Analysis of the impact of various vertical release patterns on the atmospheric dispersion and total deposition of 137Cs from Chernobyl Nuclear Power Plant accident

The Chernobyl Nuclear Power Plant (NPP) catastrophe of 1986 has been a milestone in the use of nuclear power for energy generation. After the accident, various topics have been discussed to evaluate the details of occurrence of the event and to understand its impacts on human, animal and plant life. One of the most controversial topics is the release height and homogeneity of radionuclides at release point in the atmosphere. Currently, there exists no definitive decision on the release height and vertical distribution pattern of radionuclides released from the Chernobyl accident. Based on this premise, this study focuses on the analysis of various possible release patterns along the vertical dimension and the potential influences on the atmospheric dispersion and total deposition with particular reference to ¹³⁷Cs. For this purpose, some release pattern functions following uniform, Dirac delta, exponential, log-Pearson type III, and cumulative distribution functions along the z-axis were used to simulate the dispersion of ¹³⁷Cs released from the accident site. A total of 22 release patterns are produced using different maximum release heights (2000, 3000, and 4000 m).
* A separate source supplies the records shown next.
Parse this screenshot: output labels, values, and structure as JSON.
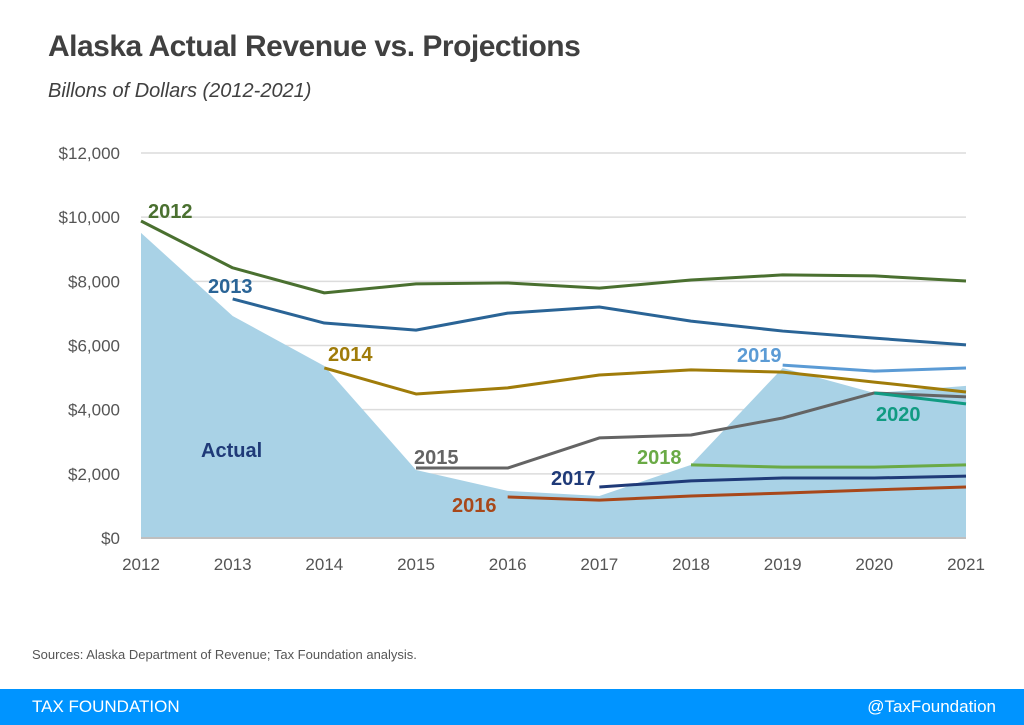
{
  "header": {
    "title": "Alaska Actual Revenue vs. Projections",
    "subtitle": "Billons of Dollars (2012-2021)"
  },
  "footer": {
    "source": "Sources: Alaska Department of Revenue; Tax Foundation analysis.",
    "brand": "TAX FOUNDATION",
    "handle": "@TaxFoundation"
  },
  "chart_data": {
    "type": "line",
    "title": "Alaska Actual Revenue vs. Projections",
    "subtitle": "Billons of Dollars (2012-2021)",
    "xlabel": "",
    "ylabel": "",
    "x": [
      2012,
      2013,
      2014,
      2015,
      2016,
      2017,
      2018,
      2019,
      2020,
      2021
    ],
    "x_tick_labels": [
      "2012",
      "2013",
      "2014",
      "2015",
      "2016",
      "2017",
      "2018",
      "2019",
      "2020",
      "2021"
    ],
    "y_ticks": [
      0,
      2000,
      4000,
      6000,
      8000,
      10000,
      12000
    ],
    "y_tick_labels": [
      "$0",
      "$2,000",
      "$4,000",
      "$6,000",
      "$8,000",
      "$10,000",
      "$12,000"
    ],
    "ylim": [
      0,
      12000
    ],
    "grid": true,
    "actual": {
      "name": "Actual",
      "type": "area",
      "color": "#a9d2e6",
      "label_color": "#1f3a78",
      "values": [
        9510,
        6920,
        5360,
        2120,
        1470,
        1310,
        2280,
        5300,
        4520,
        4740
      ]
    },
    "series": [
      {
        "name": "2012",
        "color": "#4a7030",
        "start": 2012,
        "values": [
          9880,
          8420,
          7640,
          7920,
          7950,
          7790,
          8040,
          8200,
          8170,
          8010
        ]
      },
      {
        "name": "2013",
        "color": "#2a6496",
        "start": 2013,
        "values": [
          7450,
          6700,
          6480,
          7010,
          7200,
          6760,
          6450,
          6230,
          6020
        ]
      },
      {
        "name": "2014",
        "color": "#a07c0a",
        "start": 2014,
        "values": [
          5300,
          4490,
          4680,
          5080,
          5240,
          5170,
          4860,
          4550
        ]
      },
      {
        "name": "2015",
        "color": "#646464",
        "start": 2015,
        "values": [
          2180,
          2180,
          3120,
          3210,
          3740,
          4520,
          4400
        ]
      },
      {
        "name": "2016",
        "color": "#a8481a",
        "start": 2016,
        "values": [
          1280,
          1180,
          1310,
          1400,
          1500,
          1590
        ]
      },
      {
        "name": "2017",
        "color": "#1f3a78",
        "start": 2017,
        "values": [
          1590,
          1780,
          1870,
          1870,
          1930
        ]
      },
      {
        "name": "2018",
        "color": "#6aaa46",
        "start": 2018,
        "values": [
          2280,
          2210,
          2210,
          2280
        ]
      },
      {
        "name": "2019",
        "color": "#5b9bd5",
        "start": 2019,
        "values": [
          5390,
          5200,
          5300
        ]
      },
      {
        "name": "2020",
        "color": "#119b82",
        "start": 2020,
        "values": [
          4520,
          4180
        ]
      }
    ],
    "legend": "inline-labels"
  }
}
A Lagrangian particle dispersion model, FLEXPART, was then used to conduct simulations for these conditions to assess most coherent dispersion and deposition patterns. Model results from each release function were plotted, compared with each other and verified with measured data. In the functions where the release predominantly existed at lower levels, more extreme values were observed in the close vicinity of the source. Consequently, Dirac delta, log-Pearson type III (1), and exponential functions can be used as worst-case conditions at local scale. On the other hand, simulations also revealed that contamination spread to wider areas in cases where the release occurred from higher levels of the atmosphere. Therefore, log-Pearson type III (2) and cumulative distribution function can be considered more significant concerning a wider distribution of affected areas.